Coffee and decaffeinated coffee attenuate the LPS-induced accumulation of microglia and mRNA expression of IL-6, TNFα, CCL2, and CXCL1 in the murine brain. C57BL/6 mice (male, 4 weeks, n = 6) were given water, a 60% (v/v) coffee decoction, or 60% (v/v) decaffeinated coffee (Decaf) decoction for 4 weeks. (A) The body weight and food intake of each mouse were measured. (B) After 4 weeks of the intake of coffee or decaffeinated coffee (Decaf), LPS was injected into the right striatum of mice (n = 6). Seven days after the LPS injection, murine brain sections were prepared and two tissue sections obtained from six mice in each group were immunostained using anti-Iba1 antibody (Scale bar: 1 mm), and the luminance of each sample was measured by ImageJ. Data are presented as the mean ± SD of three independent experiments in the graph. *** indicates p < 0.001. (C) Six hours after the LPS injection, total RNA was extracted from murine brains.

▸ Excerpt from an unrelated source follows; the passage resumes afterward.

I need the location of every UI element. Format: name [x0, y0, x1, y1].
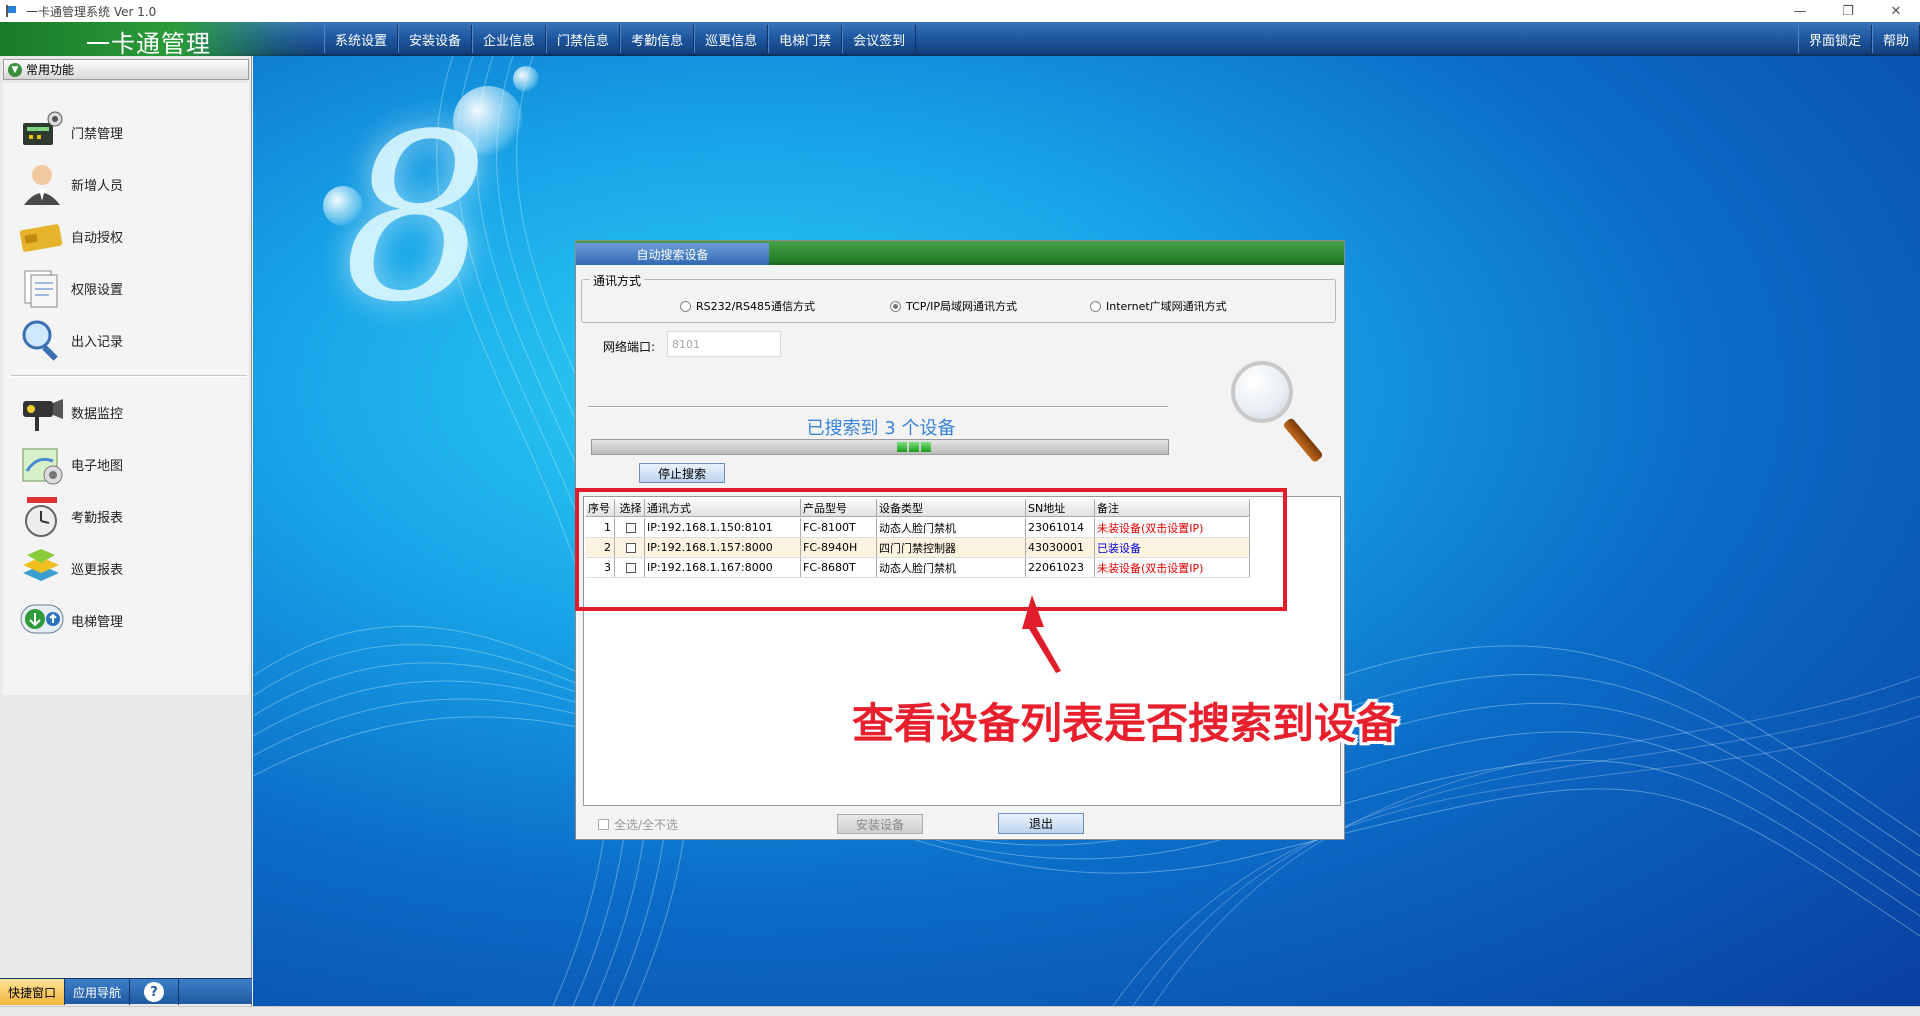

The mRNA expression of IL-6, TNFα, CCL2, and CXCL1 was analyzed by RT-PCR. Values are the mean ± S.D. of six independent experiments. *, **, and *** indicate p < 0.05, p < 0.01, and p < 0.001, respectively.

Figure 10

The intake of pyrocatechol attenuates the LPS-induced accumulation of microglia and mRNA expression of IL-6, TNFα, CCL2, and CXCL1 in the murine brain. C57BL/6 mice (male, 4 weeks, n = 6) were given water or 60 μM pyrocatechol for 4 weeks. (A) The body weight and food intake of each mouse were measured twice each week. (B) After 4 weeks of the intake of water or pyrocatechol, LPS was injected into the right striatum of the brain (n = 6). Seven days after the LPS injection, murine brain sections were prepared. Two tissue sections obtained from six mice in each group were immunostained using anti-Iba-1 atibody (Scale bar: 1 mm), and the luminance of each sample was measured by ImageJ. Data are presented as the mean ± SD of three independent experiments in the graph. *** indicates p < 0.05. (C) Six hours after the LPS injection, total RNA was extracted from murine brains. The mRNA expression of TNFα, IL-6, CCL2, and CXCL1 was analyzed by RT-PCR. Values are the mean ± S.D. of six independent experiments. ** and *** indicate p < 0.01 and p < 0.001, respectively.

Figure 11

Pyrocatechol, a coffee ingredient, suppresses neuroinflammation. Pyrocatechol, a coffee ingredient, suppresses neuroinflammation by inhibiting the activation of NF-κB in microglia. Therefore, the intake of coffee is expected to suppress the onset of various neurodegenerative diseases.